Während die Anfänge der chinesischen Seidenstrasse schon gemacht sind, steckt das Projekt des Westens erst als Absichtserklärung in den Köpfen der Initianten. Die Teilnehmer des G20-Gipfels haben abgemacht, innert 60 Tagen erneut zusammenzukommen, um einen Aktionsplan mit Zeitplänen zu entwickeln.

Kamran Bokhari, Experte für den Mittleren Osten an der Universität Ottawa, schreibt auf cicero.de, dass sich der Korridor wegen der vielen Hindernisse wohl vorerst auf die Seeroute beschränken werde, die Indien mit den arabischen Golfstaaten verbindet.

Was sind die Probleme?

Bei einem derart gigantischen Projekt gibt es viele Herausforderungen. Dazu zählen, dass gleichzeitig Israel und Saudi-Arabien daran teilnehmen. Für eine Zusammenarbeit müssen sich die beiden zerstrittenen Regierungen zuerst noch finden. Ein anderes Problem dürfte der Hafen Piräus werden, ein zentraler Punkt der Anti-Seidenstrasse. Dieser in Griechenland gelegene Hafen ist heute in Besitz der Chinesen.

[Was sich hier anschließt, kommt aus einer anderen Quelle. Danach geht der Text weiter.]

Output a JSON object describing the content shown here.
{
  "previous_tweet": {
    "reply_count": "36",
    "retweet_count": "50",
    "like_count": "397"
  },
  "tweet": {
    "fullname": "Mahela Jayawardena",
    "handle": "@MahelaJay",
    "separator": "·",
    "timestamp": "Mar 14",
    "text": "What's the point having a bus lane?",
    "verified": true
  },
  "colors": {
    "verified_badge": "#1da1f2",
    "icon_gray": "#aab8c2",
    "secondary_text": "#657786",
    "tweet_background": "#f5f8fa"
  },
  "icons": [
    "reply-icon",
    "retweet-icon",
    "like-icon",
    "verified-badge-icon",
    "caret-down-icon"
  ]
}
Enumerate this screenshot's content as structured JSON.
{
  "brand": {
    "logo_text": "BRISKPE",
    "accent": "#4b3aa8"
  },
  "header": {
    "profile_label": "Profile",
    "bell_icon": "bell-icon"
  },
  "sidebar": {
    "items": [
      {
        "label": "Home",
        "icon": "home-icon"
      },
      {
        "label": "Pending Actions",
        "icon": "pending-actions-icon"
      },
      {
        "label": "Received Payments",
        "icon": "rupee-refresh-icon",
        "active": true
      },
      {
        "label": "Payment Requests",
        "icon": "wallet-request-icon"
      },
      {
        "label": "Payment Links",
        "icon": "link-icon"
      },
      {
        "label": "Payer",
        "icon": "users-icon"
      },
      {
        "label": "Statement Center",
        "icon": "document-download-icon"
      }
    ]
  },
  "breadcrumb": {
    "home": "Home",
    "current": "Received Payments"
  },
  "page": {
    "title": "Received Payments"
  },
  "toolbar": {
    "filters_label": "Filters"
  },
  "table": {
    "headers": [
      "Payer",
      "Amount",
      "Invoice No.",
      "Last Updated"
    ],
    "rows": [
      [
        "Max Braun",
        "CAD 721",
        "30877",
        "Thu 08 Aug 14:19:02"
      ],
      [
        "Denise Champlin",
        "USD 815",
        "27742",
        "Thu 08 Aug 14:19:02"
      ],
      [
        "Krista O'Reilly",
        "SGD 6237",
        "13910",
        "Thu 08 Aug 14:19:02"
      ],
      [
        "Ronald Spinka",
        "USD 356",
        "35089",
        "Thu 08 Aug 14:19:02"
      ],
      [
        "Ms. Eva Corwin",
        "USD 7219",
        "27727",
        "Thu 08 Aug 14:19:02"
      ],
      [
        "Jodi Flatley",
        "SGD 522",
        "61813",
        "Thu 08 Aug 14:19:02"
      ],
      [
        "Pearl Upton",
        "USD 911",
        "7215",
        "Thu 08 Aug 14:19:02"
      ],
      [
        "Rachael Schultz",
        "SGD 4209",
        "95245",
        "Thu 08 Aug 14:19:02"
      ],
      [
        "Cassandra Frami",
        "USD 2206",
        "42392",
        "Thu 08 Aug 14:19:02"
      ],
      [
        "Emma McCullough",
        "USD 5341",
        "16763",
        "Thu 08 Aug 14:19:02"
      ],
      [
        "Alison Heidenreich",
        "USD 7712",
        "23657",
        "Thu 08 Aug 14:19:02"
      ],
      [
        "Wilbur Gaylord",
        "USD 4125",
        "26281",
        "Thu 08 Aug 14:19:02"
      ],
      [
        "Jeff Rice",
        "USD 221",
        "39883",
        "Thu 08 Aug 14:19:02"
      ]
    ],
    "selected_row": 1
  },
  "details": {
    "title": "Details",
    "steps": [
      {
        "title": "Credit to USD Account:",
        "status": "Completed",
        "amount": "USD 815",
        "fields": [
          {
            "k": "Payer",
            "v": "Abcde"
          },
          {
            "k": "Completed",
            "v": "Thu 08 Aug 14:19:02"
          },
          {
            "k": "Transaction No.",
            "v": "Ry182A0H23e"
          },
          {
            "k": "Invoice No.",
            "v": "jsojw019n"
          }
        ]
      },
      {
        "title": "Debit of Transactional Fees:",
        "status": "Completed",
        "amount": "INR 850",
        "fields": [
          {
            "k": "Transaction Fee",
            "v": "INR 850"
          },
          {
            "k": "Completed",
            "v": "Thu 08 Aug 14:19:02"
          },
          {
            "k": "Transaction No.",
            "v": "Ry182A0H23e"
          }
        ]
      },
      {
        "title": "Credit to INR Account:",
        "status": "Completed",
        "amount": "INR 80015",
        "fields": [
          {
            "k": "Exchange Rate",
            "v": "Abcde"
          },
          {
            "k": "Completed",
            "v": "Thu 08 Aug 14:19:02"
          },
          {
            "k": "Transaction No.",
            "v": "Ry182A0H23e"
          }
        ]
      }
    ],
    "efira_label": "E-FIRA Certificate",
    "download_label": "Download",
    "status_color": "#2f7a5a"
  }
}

Welche politische Bedeutung hat das Projekt?

Es ist ein starkes Signal gegen die Neue Seidenstrasse der Chinesen und ein Angebot für Staaten, die sich in den vergangenen Jahren China und Russland angenähert haben. So ist Italien Teil des chinesischen Projekts. Da das Land aber immer noch mehr Waren aus China importiert statt nach China exportiert, ist die Euphorie schon wieder verflogen. Ministerpräsidentin Giorgia Meloni (46) will den Ende 2024 laufenden Vertrag mit China nicht verlängern. Da kommt das Gegenangebot des Westens gerade recht.